Produksi Kue Gipang Melonjak saat Ramadan

  • 06 Mar 2026 13:05 WIB
  •  Banten

RRI.CO.ID, Serang - Produksi kue gipang di Kampung Magelaran Cilik, Kelurahan Mesjid Priyayi, Kecamatan Kasemen, Kota Serang meningkat selama Ramadan. Permintaan camilan tradisional tersebut bertambah menjelang Hari Raya Idulfitri.

Pemilik usaha Gipang Cahaya Nawaf, Sam’ani, mengatakan pesanan mulai meningkat ketika memasuki pertengahan Ramadan. Kondisi ini berbeda dibandingkan hari-hari biasa.

“Kalau mau Lebaran memang beda dengan hari biasa. Biasanya mulai ramai sekitar 15 hari puasa,” kata Sam’ani saat ditemui di lokasi produksinya, Jumat, 6 Maret 2026.
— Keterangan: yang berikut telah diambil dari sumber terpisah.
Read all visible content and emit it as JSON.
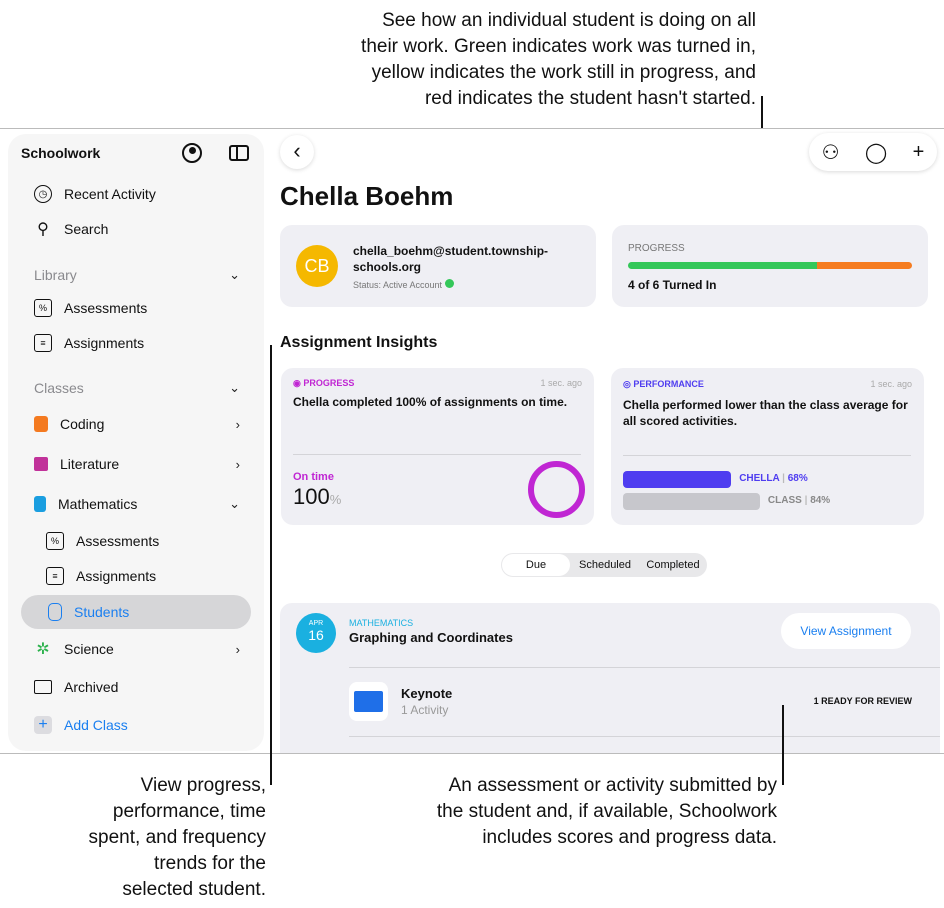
{
  "callouts": {
    "top": [
      "See how an individual student is doing on all",
      "their work. Green indicates work was turned in,",
      "yellow indicates the work still in progress, and",
      "red indicates the student hasn't started."
    ],
    "bottom_left": [
      "View progress,",
      "performance, time",
      "spent, and frequency",
      "trends for the",
      "selected student."
    ],
    "bottom_right": [
      "An assessment or activity submitted by",
      "the student and, if available, Schoolwork",
      "includes scores and progress data."
    ]
  },
  "sidebar": {
    "title": "Schoolwork",
    "items": [
      {
        "label": "Recent Activity",
        "icon": "clock-icon"
      },
      {
        "label": "Search",
        "icon": "search-icon"
      }
    ],
    "library": {
      "label": "Library",
      "items": [
        "Assessments",
        "Assignments"
      ]
    },
    "classes": {
      "label": "Classes",
      "items": [
        {
          "label": "Coding",
          "color": "#f47a20"
        },
        {
          "label": "Literature",
          "color": "#c1329a"
        },
        {
          "label": "Mathematics",
          "color": "#1a9ee0"
        }
      ],
      "math_sub": [
        "Assessments",
        "Assignments",
        "Students"
      ],
      "science": {
        "label": "Science",
        "color": "#2bb24c"
      }
    },
    "archived": "Archived",
    "add_class": "Add Class"
  },
  "student": {
    "name": "Chella Boehm",
    "initials": "CB",
    "email_line1": "chella_boehm@student.township-",
    "email_line2": "schools.org",
    "status": "Status: Active Account"
  },
  "progress": {
    "label": "PROGRESS",
    "turned_in": 4,
    "total": 6,
    "text": "4 of 6 Turned In",
    "colors": {
      "done": "#34c759",
      "rest": "#f57c20"
    }
  },
  "insights": {
    "heading": "Assignment Insights",
    "progress_card": {
      "tag": "PROGRESS",
      "time": "1 sec. ago",
      "text": "Chella completed 100% of assignments on time.",
      "metric_label": "On time",
      "value": "100",
      "unit": "%",
      "color": "#c026d3"
    },
    "performance_card": {
      "tag": "PERFORMANCE",
      "time": "1 sec. ago",
      "line1": "Chella performed lower than the class average for",
      "line2": "all scored activities.",
      "student_label": "CHELLA",
      "student_value": "68%",
      "class_label": "CLASS",
      "class_value": "84%",
      "student_pct": 68,
      "class_pct": 84,
      "color": "#4f3df0"
    }
  },
  "tabs": [
    "Due",
    "Scheduled",
    "Completed"
  ],
  "assignment": {
    "month": "APR",
    "day": "16",
    "subject": "MATHEMATICS",
    "title": "Graphing and Coordinates",
    "button": "View Assignment",
    "activity": {
      "name": "Keynote",
      "count": "1 Activity",
      "status": "1 READY FOR REVIEW"
    }
  }
}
Saat permintaan meningkat, produksi gipang bisa mencapai sekitar setengah kuintal per hari. Sementara pada hari normal, produksi berkisar sekitar 25 kilogram per hari.

Meski sejumlah bahan baku mengalami kenaikan harga, Sam’ani tetap mempertahankan harga jual produk. Ia menyiasatinya dengan menyesuaikan ukuran gipang yang diproduksi.

Harga gipang saat ini dijual Rp20.000 per toples. Menurut Sam’ani, harga tersebut sudah berlaku cukup lama.

“Sekarang satu toples Rp20.000, itu sudah lama. Walaupun bahan-bahan naik, harga tetap,” ujarnya.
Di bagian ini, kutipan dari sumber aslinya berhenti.